Você vende uma casa, depois de ter morado nela
durante anos; você a conhece necessariamente melhor
do que qualquer comprador possível. Mas a justiça
é, então, informar o eventual comprador acerca de
qualquer defeito, aparente ou não, que possa existir
nela, e mesmo, embora a lei não obrigue a tanto,
acerca de algum problema com a vizinhança. E, sem
dúvida, nem todos nós fazemos isso, nem sempre, nem
completamente. Mas quem não vê que seria justo fazê-lo e que
somos injustos não o fazendo? A lei pode ordenar essa
informação ou ignorar o problema, conforme os casos;
mas a justiça sempre manda fazê-lo.
Dir-se-á que seria difícil, com tais exigências, ou
pouco vantajoso, vender casas... Pode ser. Mas onde
se viu a justiça ser fácil ou vantajosa? Só o é para quem
a recebe ou dela se beneficia, e melhor para ele; mas só
é uma virtude em quem a pratica ou a faz.
Devemos então renunciar nosso próprio interesse?
Claro que não. Mas devemos submetê-lo à justiça, e
não o contrário. Senão?
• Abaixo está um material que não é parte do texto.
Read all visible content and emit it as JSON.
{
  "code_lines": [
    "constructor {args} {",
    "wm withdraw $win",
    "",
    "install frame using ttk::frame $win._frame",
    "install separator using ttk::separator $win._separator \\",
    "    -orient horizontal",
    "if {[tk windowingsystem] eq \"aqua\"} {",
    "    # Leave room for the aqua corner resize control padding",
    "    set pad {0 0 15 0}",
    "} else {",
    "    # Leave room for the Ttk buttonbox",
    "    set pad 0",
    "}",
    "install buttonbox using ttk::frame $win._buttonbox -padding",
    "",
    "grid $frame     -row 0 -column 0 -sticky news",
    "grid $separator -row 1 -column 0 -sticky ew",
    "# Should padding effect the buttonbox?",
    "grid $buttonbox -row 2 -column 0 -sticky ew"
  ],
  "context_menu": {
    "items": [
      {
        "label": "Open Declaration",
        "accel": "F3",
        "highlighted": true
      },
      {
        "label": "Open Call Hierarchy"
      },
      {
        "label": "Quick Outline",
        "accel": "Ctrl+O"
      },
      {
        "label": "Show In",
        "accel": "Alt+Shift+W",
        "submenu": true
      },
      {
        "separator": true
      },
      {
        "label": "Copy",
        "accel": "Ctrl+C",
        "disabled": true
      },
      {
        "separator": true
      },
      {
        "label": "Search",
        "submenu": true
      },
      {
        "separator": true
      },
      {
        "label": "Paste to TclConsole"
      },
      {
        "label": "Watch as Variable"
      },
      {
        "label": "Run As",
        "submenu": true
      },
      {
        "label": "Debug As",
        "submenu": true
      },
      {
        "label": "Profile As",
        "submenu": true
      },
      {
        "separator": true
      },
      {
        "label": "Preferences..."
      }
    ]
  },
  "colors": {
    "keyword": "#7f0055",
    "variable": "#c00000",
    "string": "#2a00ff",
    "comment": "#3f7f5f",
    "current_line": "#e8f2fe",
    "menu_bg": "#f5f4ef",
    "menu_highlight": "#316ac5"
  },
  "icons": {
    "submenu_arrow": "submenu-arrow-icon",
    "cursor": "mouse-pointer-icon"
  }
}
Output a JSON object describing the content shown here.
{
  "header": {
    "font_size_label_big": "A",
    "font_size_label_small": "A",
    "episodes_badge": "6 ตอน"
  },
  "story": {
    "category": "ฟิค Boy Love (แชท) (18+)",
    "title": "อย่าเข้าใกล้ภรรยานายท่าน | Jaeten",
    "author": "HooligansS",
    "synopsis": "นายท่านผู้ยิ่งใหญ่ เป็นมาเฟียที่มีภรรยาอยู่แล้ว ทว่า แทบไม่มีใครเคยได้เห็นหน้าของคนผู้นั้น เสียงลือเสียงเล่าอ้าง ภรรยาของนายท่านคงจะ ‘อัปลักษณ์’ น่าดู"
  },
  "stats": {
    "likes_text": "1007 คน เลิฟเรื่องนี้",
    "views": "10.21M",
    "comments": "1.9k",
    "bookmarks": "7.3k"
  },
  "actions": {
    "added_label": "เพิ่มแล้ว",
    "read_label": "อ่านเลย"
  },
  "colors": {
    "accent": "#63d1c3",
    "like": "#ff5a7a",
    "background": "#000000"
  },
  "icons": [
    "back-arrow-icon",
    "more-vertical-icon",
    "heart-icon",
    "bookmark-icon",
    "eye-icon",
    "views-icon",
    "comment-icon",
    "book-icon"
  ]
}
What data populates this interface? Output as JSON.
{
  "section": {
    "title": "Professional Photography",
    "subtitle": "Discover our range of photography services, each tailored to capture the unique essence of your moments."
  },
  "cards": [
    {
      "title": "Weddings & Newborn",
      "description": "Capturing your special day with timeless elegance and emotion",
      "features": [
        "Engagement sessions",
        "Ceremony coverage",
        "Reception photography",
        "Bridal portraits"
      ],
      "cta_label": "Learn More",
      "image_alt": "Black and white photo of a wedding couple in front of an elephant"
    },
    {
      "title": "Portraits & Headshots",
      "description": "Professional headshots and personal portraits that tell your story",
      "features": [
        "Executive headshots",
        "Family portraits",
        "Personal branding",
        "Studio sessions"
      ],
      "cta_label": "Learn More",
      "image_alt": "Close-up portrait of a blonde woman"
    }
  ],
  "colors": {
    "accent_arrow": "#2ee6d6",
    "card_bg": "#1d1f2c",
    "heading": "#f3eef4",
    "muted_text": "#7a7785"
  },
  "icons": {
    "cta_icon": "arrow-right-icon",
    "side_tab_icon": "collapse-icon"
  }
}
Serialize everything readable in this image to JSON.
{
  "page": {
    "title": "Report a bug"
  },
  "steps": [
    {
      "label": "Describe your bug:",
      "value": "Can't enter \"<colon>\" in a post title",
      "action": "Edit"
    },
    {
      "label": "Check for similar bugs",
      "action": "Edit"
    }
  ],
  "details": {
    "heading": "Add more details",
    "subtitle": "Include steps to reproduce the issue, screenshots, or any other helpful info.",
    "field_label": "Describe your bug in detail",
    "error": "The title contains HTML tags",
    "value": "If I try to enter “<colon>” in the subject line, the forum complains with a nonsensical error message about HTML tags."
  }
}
Senão, contente-se com ser
rico e não tente ainda por cima ser justo.
COMTE-SPONVILLE, A. Pequeno tratado das grandes virtudes.
São Paulo: Martins Fontes, 1995. No processo de convencimento do leitor, o autor desse
texto defende a ideia de que
✂️ a) o interesse do outro deve se sobrepor ao interesse
pessoal. ✂️ b) a atividade comercial lucrativa é incompatível com
a justiça. ✂️ c) a criação de leis se pauta por princípios de justiça. ✂️ d) o impulso para a justiça é inerente ao homem. ✂️ e) a prática da justiça pressupõe o bem comum.